Do DRG and Tariff-based systems keep costs down in other countries?
Well, this is where it gets really interesting because the article seems to be claiming that there is inherent low pricing in the way we do things in Europe and elsewhere in some sort of buyer’s nirvana. One of the researchers in the 2003 study states : “Other countries negotiate very aggressively with the providers and set rates that are much lower than we do.”
In America, Medicare and Medicaid negotiate prices on behalf of their tens of millions of members and, not coincidentally, purchase care at a substantial markdown from the commercial average. But outside that, it’s a free-for-all. Providers largely charge what they can get away with, often offering different prices to different insurers, and an even higher price to the uninsured. That’s fascinating because we’re facing exactly the same issues in Europe, especially in the private sector with, for example, significant discrepancies between prices paid for devices dependent not least on factors such as how well the company negotiated.

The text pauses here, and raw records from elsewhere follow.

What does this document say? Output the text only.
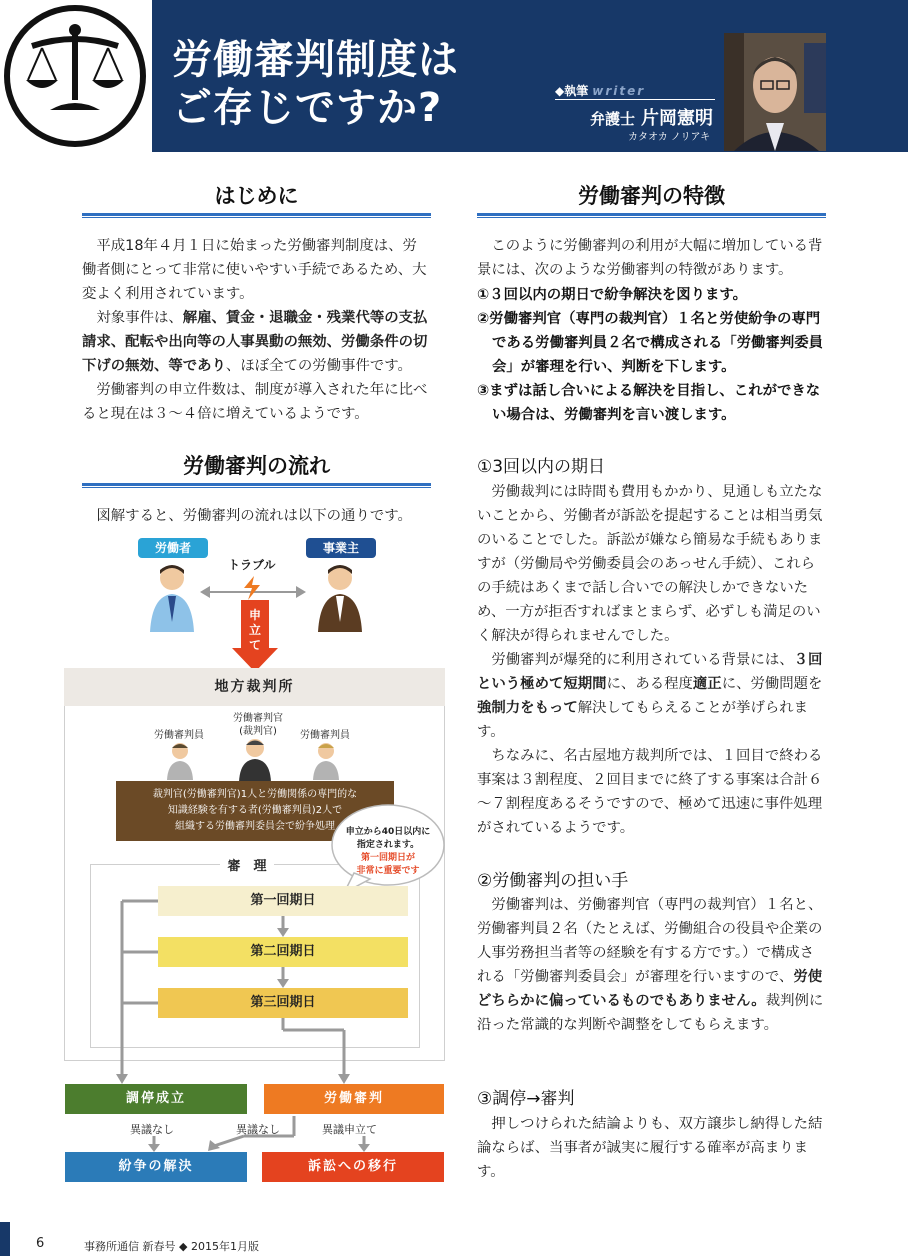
労働審判制度は
ご存じですか?	◆執筆 writer
弁護士 片岡憲明
カタオカ ノリアキ
はじめに

平成18年４月１日に始まった労働審判制度は、労働者側にとって非常に使いやすい手続であるため、大変よく利用されています。

対象事件は、解雇、賃金・退職金・残業代等の支払請求、配転や出向等の人事異動の無効、労働条件の切下げの無効、等であり、ほぼ全ての労働事件です。

労働審判の申立件数は、制度が導入された年に比べると現在は３～４倍に増えているようです。

労働審判の流れ

図解すると、労働審判の流れは以下の通りです。

労働者	事業主
トラブル
申
立
て
地方裁判所
労働審判員
労働審判官
(裁判官)	労働審判員
裁判官(労働審判官)1人と労働関係の専門的な
知識経験を有する者(労働審判員)2人で
組織する労働審判委員会で紛争処理
審　理
申立から40日以内に
指定されます。
第一回期日が
非常に重要です
第一回期日
第二回期日
第三回期日
調停成立	労働審判
異議なし	異議なし	異議申立て
紛争の解決	訴訟への移行
労働審判の特徴

このように労働審判の利用が大幅に増加している背景には、次のような労働審判の特徴があります。

①３回以内の期日で紛争解決を図ります。
②労働審判官（専門の裁判官）１名と労使紛争の専門である労働審判員２名で構成される「労働審判委員会」が審理を行い、判断を下します。
③まずは話し合いによる解決を目指し、これができない場合は、労働審判を言い渡します。
①3回以内の期日

労働裁判には時間も費用もかかり、見通しも立たないことから、労働者が訴訟を提起することは相当勇気のいることでした。訴訟が嫌なら簡易な手続もありますが（労働局や労働委員会のあっせん手続）、これらの手続はあくまで話し合いでの解決しかできないため、一方が拒否すればまとまらず、必ずしも満足のいく解決が得られませんでした。

労働審判が爆発的に利用されている背景には、３回という極めて短期間に、ある程度適正に、労働問題を強制力をもって解決してもらえることが挙げられます。

ちなみに、名古屋地方裁判所では、１回目で終わる事案は３割程度、２回目までに終了する事案は合計６～７割程度あるそうですので、極めて迅速に事件処理がされているようです。

②労働審判の担い手

労働審判は、労働審判官（専門の裁判官）１名と、労働審判員２名（たとえば、労働組合の役員や企業の人事労務担当者等の経験を有する方です。）で構成される「労働審判委員会」が審理を行いますので、労使どちらかに偏っているものでもありません。裁判例に沿った常識的な判断や調整をしてもらえます。

③調停→審判

押しつけられた結論よりも、双方譲歩し納得した結論ならば、当事者が誠実に履行する確率が高まります。

6	事務所通信 新春号 ◆ 2015年1月版
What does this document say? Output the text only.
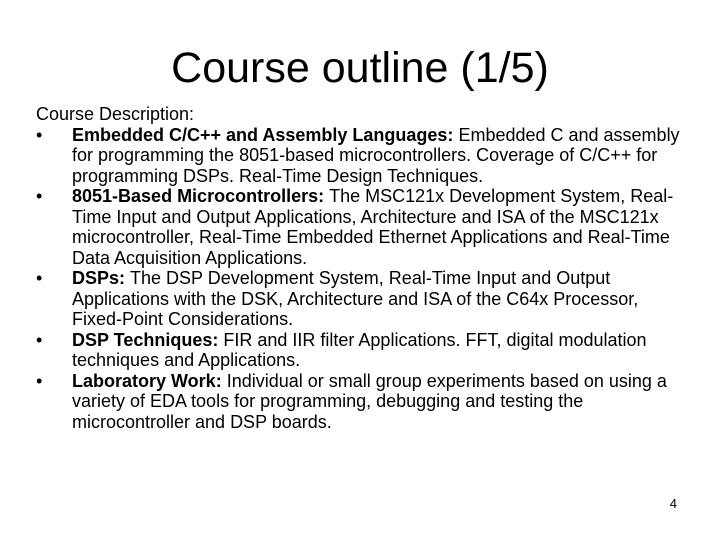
Course outline (1/5)
Course Description:
•	Embedded C/C++ and Assembly Languages: Embedded C and assembly for programming the 8051-based microcontrollers. Coverage of C/C++ for programming DSPs. Real-Time Design Techniques.
•	8051-Based Microcontrollers: The MSC121x Development System, Real-Time Input and Output Applications, Architecture and ISA of the MSC121x microcontroller, Real-Time Embedded Ethernet Applications and Real-Time Data Acquisition Applications.
•	DSPs: The DSP Development System, Real-Time Input and Output Applications with the DSK, Architecture and ISA of the C64x Processor, Fixed-Point Considerations.
•	DSP Techniques: FIR and IIR filter Applications. FFT, digital modulation techniques and Applications.
•	Laboratory Work: Individual or small group experiments based on using a variety of EDA tools for programming, debugging and testing the microcontroller and DSP boards.
4
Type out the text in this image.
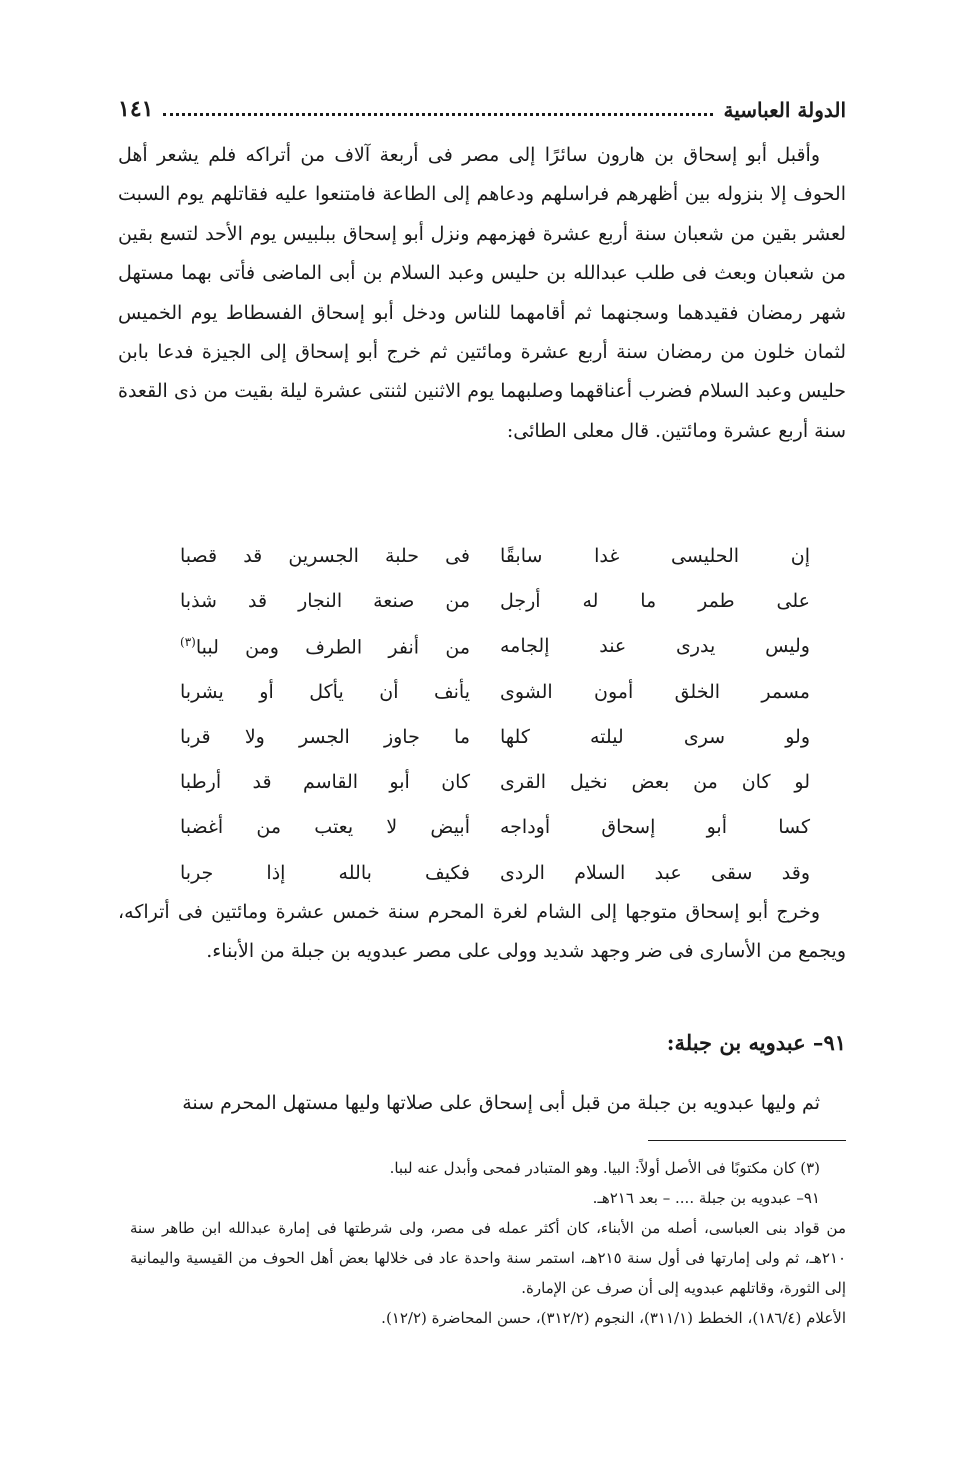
الدولة العباسية
١٤١

وأقبل أبو إسحاق بن هارون سائرًا إلى مصر فى أربعة آلاف من أتراكه فلم يشعر أهل الحوف إلا بنزوله بين أظهرهم فراسلهم ودعاهم إلى الطاعة فامتنعوا عليه فقاتلهم يوم السبت لعشر بقين من شعبان سنة أربع عشرة فهزمهم ونزل أبو إسحاق ببلبيس يوم الأحد لتسع بقين من شعبان وبعث فى طلب عبدالله بن حليس وعبد السلام بن أبى الماضى فأتى بهما مستهل شهر رمضان فقيدهما وسجنهما ثم أقامهما للناس ودخل أبو إسحاق الفسطاط يوم الخميس لثمان خلون من رمضان سنة أربع عشرة ومائتين ثم خرج أبو إسحاق إلى الجيزة فدعا بابن حليس وعبد السلام فضرب أعناقهما وصلبهما يوم الاثنين لثنتى عشرة ليلة بقيت من ذى القعدة سنة أربع عشرة ومائتين. قال معلى الطائى:

إن الحليسى غدا سابقًا
فى حلبة الجسرين قد قصبا
على طمر ما له أرجل
من صنعة النجار قد شذبا
وليس يدرى عند إلجامه
من أنفر الطرف ومن لببا$^{(٣)}$
مسمر الخلق أمون الشوى
يأنف أن يأكل أو يشربا
ولو سرى ليلته كلها
ما جاوز الجسر ولا قربا
لو كان من بعض نخيل القرى
كان أبو القاسم قد أرطبا
كسا أبو إسحاق أوداجه
أبيض لا يعتب من أغضبا
وقد سقى عبد السلام الردى
فكيف بالله إذا جربا

وخرج أبو إسحاق متوجها إلى الشام لغرة المحرم سنة خمس عشرة ومائتين فى أتراكه، ويجمع من الأسارى فى ضر وجهد شديد وولى على مصر عبدويه بن جبلة من الأبناء.

٩١– عبدويه بن جبلة:

ثم وليها عبدويه بن جبلة من قبل أبى إسحاق على صلاتها وليها مستهل المحرم سنة

(٣) كان مكتوبًا فى الأصل أولاً: البيا. وهو المتبادر فمحى وأبدل عنه لببا.

٩١– عبدويه بن جبلة .... – بعد ٢١٦هـ.

من قواد بنى العباسى، أصله من الأبناء، كان أكثر عمله فى مصر، ولى شرطتها فى إمارة عبدالله ابن طاهر سنة ٢١٠هـ، ثم ولى إمارتها فى أول سنة ٢١٥هـ، استمر سنة واحدة عاد فى خلالها بعض أهل الحوف من القيسية واليمانية إلى الثورة، وقاتلهم عبدويه إلى أن صرف عن الإمارة.

الأعلام (١٨٦/٤)، الخطط (٣١١/١)، النجوم (٣١٢/٢)، حسن المحاضرة (١٢/٢).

And just because initiatives like France’s “TIPS” in which prices for certain categories of medical device are government-dictated based on evidence of company costs, sound like they would hold costs down, such methods are far from all-encompassing and probably don’t offset the huge costs of running the healthcare provision architecture itself.
Utilisation of (more) expensive tools
We have absolutely no factual evidence on which to base this theory other than years observing surgery around the world, but there is no doubt in the medlatest mind that the American clinician will open the shiny box to use the new gizmo much more readily than the European will. The number of consumables used per case is almost certainly higher in USA and furthermore in our experience everything from the drape to the gown to the suture is more likely to be “top end” rather than “make do”. Clinicians, feel free to challenge us on this theory, but it seems to us that if an item is chargeable (to an insurer) at a profit, that item is inherently more likely to be used than under a system in which the overall procedure cost is reimbursed at a fixed rate. This all supports the theory that the healthcare provider is the seat of power in USA to a greater extent than in other markets.
The heart of the matter?
Is the result therefore that, unlike in other countries, sellers of health-care services in America have considerable power to set prices, and so they set them quite high? And if that’s the case, how come the cost of medical devices, a not insignificant chunk of the provider’s cost, is usually lower in USA than internationally? One theory is that US providers actually make a profit on the devices, with often a 100% mark-up, so will exert downward price pressure on the company selling it. We don’t believe this is how it’s done overseas, where (in the privately insured sector) the insurer will pay a fixed price for the procedure, out of which the provider will extract its profit (which can vary dependent on the variation of needs between cases).
Too tough a nut to crack?
The article suggests that “as simple an explanation as “the prices are higher” is, it is a devilishly difficult problem to fix. Those prices, for one thing, mean profits for a large number of powerful — and popular — industries.”
“There is so much inefficiency in our system, that there’s a lot of low-hanging fruit we can deal with before we get into regulating people’s prices.” says Len Nichols, director of the Center for Health Policy Research and Ethics at George Mason University. “Maybe, after we’ve cut waste for 10 years, we’ll be ready to have a discussion over prices.”